Thursday, November 19, 2009

And It Was Very Good

Many folks see evolution as a call to arms. Some of them judge anyone who thinks evolution has merits to be not a "Christian."

I don't get it. I thought "Christian" referred to belief in Christ, whose teachings appear in the New Testament, not the Old, and who, as I recall (my memory could be faulty) did not discuss evolution.

When I turn to Genesis 1, I find the 7-day creation story these folks think is critical to Christian thought. As I read it, Genesis 1 gives the following schematic:

Day 0: A formless, watery void.

Day 1: Light.

Day 2: Sky.

Day 3: Dry land ("earth") and the "seas."

Day 4: Sun, moon and stars.

Day 5: Living creatures (but not humans).

Day 6: Humankind.

Day 7: Rest.

I admit that making this neat list from the sometimes ambiguous language might be risky, but I think I have the basic elements "correct."

Don't stop! There's more. Genesis 2 mixes things up a bit. In Genesis 2, man is created earlier than the "animal of the field" and "every bird of the air," sort of throwing a wrench in the science of the 7-day story of Genesis 1.

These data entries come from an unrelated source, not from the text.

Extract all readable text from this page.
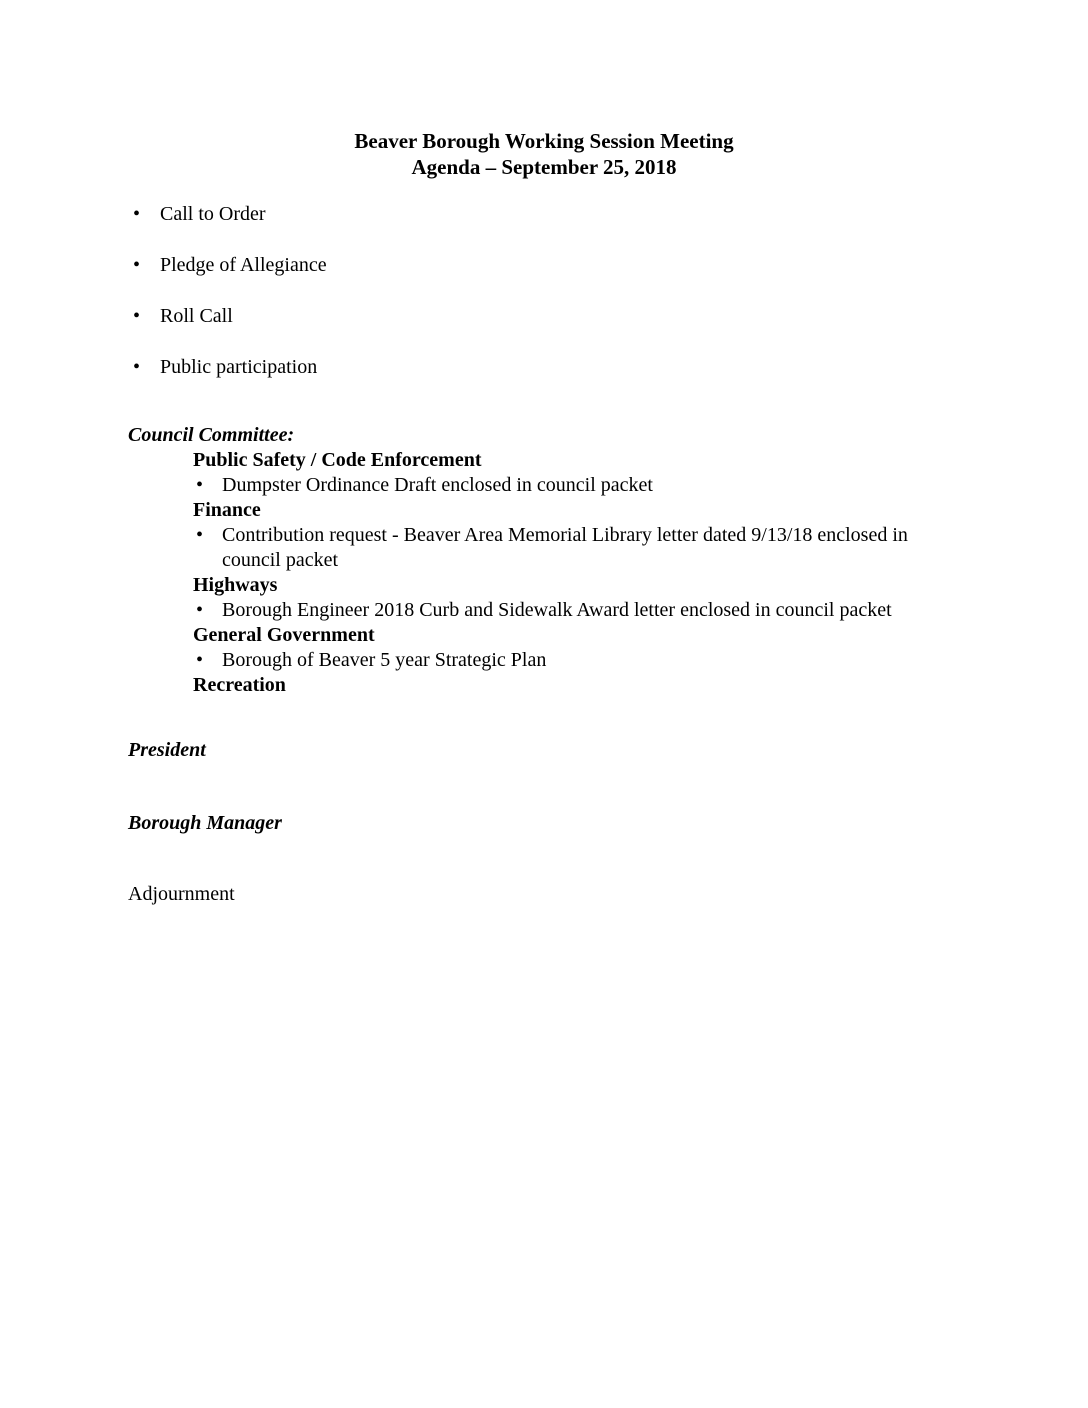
Beaver Borough Working Session Meeting
Agenda – September 25, 2018
•
Call to Order
•
Pledge of Allegiance
•
Roll Call
•
Public participation
Council Committee:
Public Safety / Code Enforcement
•
Dumpster Ordinance Draft enclosed in council packet
Finance
•
Contribution request - Beaver Area Memorial Library letter dated 9/13/18 enclosed in council packet
Highways
•
Borough Engineer 2018 Curb and Sidewalk Award letter enclosed in council packet
General Government
•
Borough of Beaver 5 year Strategic Plan
Recreation
President
Borough Manager
Adjournment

Why, I ask, does the Bible begin with such a remarkable inconsistency? Could it be a warning that the words that follow should not be read "literally?"

When one of her neighbors welcomed Virginia to Sin Valley, she carried a gift. "If you're going to live in this church," she said, "then you need one of these." "Thank you," said Virginia, as she placed the new Bible on a dirty, dusty mantle and went back to work.

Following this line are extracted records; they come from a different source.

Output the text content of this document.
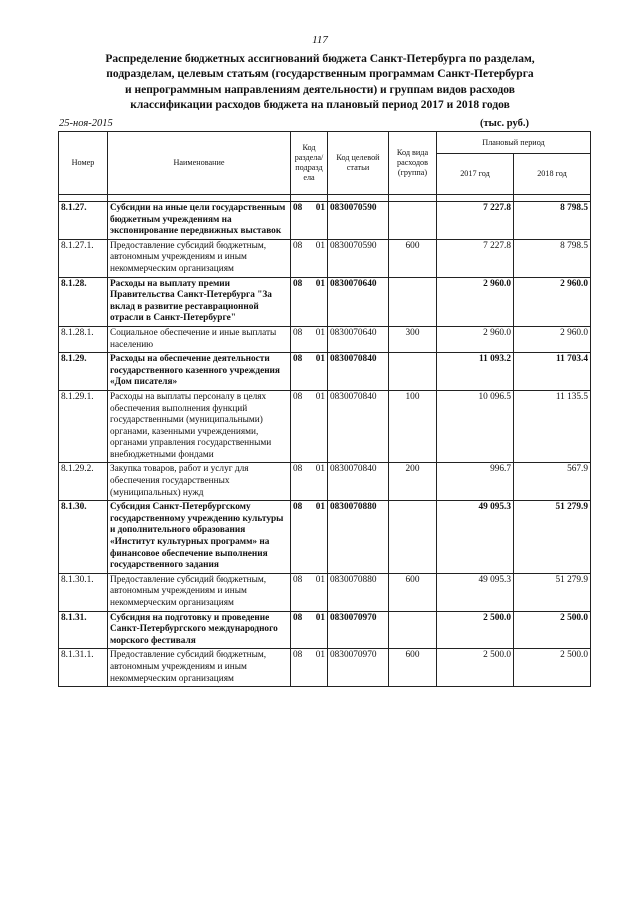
117
Распределение бюджетных ассигнований бюджета Санкт-Петербурга по разделам,
подразделам, целевым статьям (государственным программам Санкт-Петербурга
и непрограммным направлениям деятельности) и группам видов расходов
классификации расходов бюджета на плановый период 2017 и 2018 годов
25-ноя-2015	(тыс. руб.)
Номер	Наименование	Код раздела/ подразд ела	Код целевой статьи	Код вида расходов (группа)	Плановый период	
					2017 год	2018 год

8.1.27.	Субсидии на иные цели государственным бюджетным учреждениям на экспонирование передвижных выставок	08 01	0830070590		7 227.8	8 798.5
8.1.27.1.	Предоставление субсидий бюджетным, автономным учреждениям и иным некоммерческим организациям	08 01	0830070590	600	7 227.8	8 798.5
8.1.28.	Расходы на выплату премии Правительства Санкт-Петербурга "За вклад в развитие реставрационной отрасли в Санкт-Петербурге"	08 01	0830070640		2 960.0	2 960.0
8.1.28.1.	Социальное обеспечение и иные выплаты населению	08 01	0830070640	300	2 960.0	2 960.0
8.1.29.	Расходы на обеспечение деятельности государственного казенного учреждения «Дом писателя»	08 01	0830070840		11 093.2	11 703.4
8.1.29.1.	Расходы на выплаты персоналу в целях обеспечения выполнения функций государственными (муниципальными) органами, казенными учреждениями, органами управления государственными внебюджетными фондами	08 01	0830070840	100	10 096.5	11 135.5
8.1.29.2.	Закупка товаров, работ и услуг для обеспечения государственных (муниципальных) нужд	08 01	0830070840	200	996.7	567.9
8.1.30.	Субсидия Санкт-Петербургскому государственному учреждению культуры и дополнительного образования «Институт культурных программ» на финансовое обеспечение выполнения государственного задания	08 01	0830070880		49 095.3	51 279.9
8.1.30.1.	Предоставление субсидий бюджетным, автономным учреждениям и иным некоммерческим организациям	08 01	0830070880	600	49 095.3	51 279.9
8.1.31.	Субсидия на подготовку и проведение Санкт-Петербургского международного морского фестиваля	08 01	0830070970		2 500.0	2 500.0
8.1.31.1.	Предоставление субсидий бюджетным, автономным учреждениям и иным некоммерческим организациям	08 01	0830070970	600	2 500.0	2 500.0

P.S. (1/10/10).  Barbara Kingsolver, in Animal, Vegetable, Miracle offers a real-world example of evolution:  "More than 500 species of insects and mites now resist our chemical controls [pesticides], along with over 150 viruses and other plant pathogens.  More than 270 of our recently developed herbicides have now become ineffective for controlling some weeds.  Some 300 weed species resist all herbicides."